The Alberta flag on the wall in his garage gym in Hamilton tells you all you need about Aaron Crawford. He loves the province and is glad to be coming home The 34-year-old signed a one year deal with the with the Stampeders. Crawford says it’ll be great to pull on that red and white jersey.
“I’m excited to be back in Alberta. I’m excited to be back in that atmosphere,” Crawford said.
“I miss Alberta, I’ve had that flag up there since I moved here (Hamilton). I never forget where I came from.”
This actually won’t be the first time Crawford has pulled on a Stampeders jersey. Crawford says it happened before he started his pro career.
“Calgary actually helped out a team who I played for in Victoria for junior. They sent their jerseys when there was a bus fire the year before I got there - so I’ve actually worn the red and white officially.”
And that’s not the only connection Crawford has to the Stampeders.
When he was getting into long snapping he was struggling a bit because at 6’4 and 263 pounds he was one of the taller players in that position.
He wanted to get better so says he studied film of one of the best long snappers in the game, former longtime Stampeder Randy Chevrier.
“I tried to copy and paste (his techniques when) I saw him line up, how he’d walk up to the ball and how he’d position himself and his feet and that kind of stuff,” he said.
“I just kind of put two and two together about what I was trying to do. What shorter guys were trying to do wasn’t translating very well.”
Those film sessions definitely helped make Crawford a better long snapper and Chevrier says he’s glad he could help out.
“He’s told me that in the past that he really appreciated the body of work I did," Chevrier said. "But I never realized that he used film of me to sort of get to the next level so to speak and it’s very flattering.”
And now that Crawford is coming to Calgary, don’t be surprised if you see the two of them in a park practicing the finer points of long snapping.
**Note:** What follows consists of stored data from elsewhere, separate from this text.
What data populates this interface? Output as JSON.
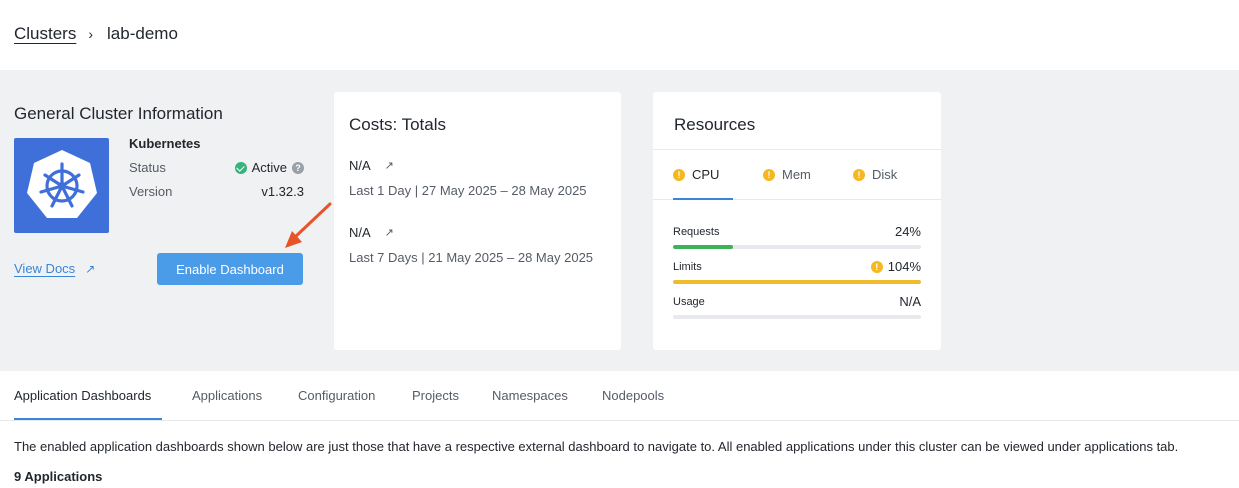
{
  "breadcrumb": {
    "root": "Clusters",
    "separator": "›",
    "current": "lab-demo"
  },
  "general": {
    "title": "General Cluster Information",
    "name": "Kubernetes",
    "status_label": "Status",
    "status_value": "Active",
    "version_label": "Version",
    "version_value": "v1.32.3",
    "view_docs": "View Docs",
    "enable_button": "Enable Dashboard"
  },
  "costs": {
    "title": "Costs: Totals",
    "items": [
      {
        "value": "N/A",
        "range": "Last 1 Day | 27 May 2025 – 28 May 2025"
      },
      {
        "value": "N/A",
        "range": "Last 7 Days | 21 May 2025 – 28 May 2025"
      }
    ]
  },
  "resources": {
    "title": "Resources",
    "tabs": [
      {
        "label": "CPU",
        "active": true
      },
      {
        "label": "Mem",
        "active": false
      },
      {
        "label": "Disk",
        "active": false
      }
    ],
    "metrics": [
      {
        "label": "Requests",
        "value": "24%",
        "fill": 0.24,
        "color": "#3cb356",
        "warn": false
      },
      {
        "label": "Limits",
        "value": "104%",
        "fill": 1.0,
        "color": "#f0bb2c",
        "warn": true
      },
      {
        "label": "Usage",
        "value": "N/A",
        "fill": 0,
        "color": "#e7e9ec",
        "warn": false
      }
    ]
  },
  "tabs": [
    "Application Dashboards",
    "Applications",
    "Configuration",
    "Projects",
    "Namespaces",
    "Nodepools"
  ],
  "description": "The enabled application dashboards shown below are just those that have a respective external dashboard to navigate to. All enabled applications under this cluster can be viewed under applications tab.",
  "app_count": "9 Applications",
  "colors": {
    "accent": "#3a86d6",
    "button": "#4a9be8",
    "logo": "#3f6fd8",
    "arrow": "#e8542a"
  }
}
Crawford says he’ll definitely lean on Chevrier for advice.
“Mentorship kind of thing, like you know I’m looking forward to how he kept his body going," Crawford said. "Like little tips and tricks and that kind of stuff and just the keys to longevity."
Chevrier who is now 44-year-old played the game until he was 40. He says he’d be more than willing to help Crawford out.
“It’s like Jedi training. He’s got the forest and he knows how to use it but I can Yoda him to the next level and you know he can make it a 16 year career like I did.”
Crawford is working on the arrangement and says he wants to get to Calgary as soon as he can, to meet his new teammates.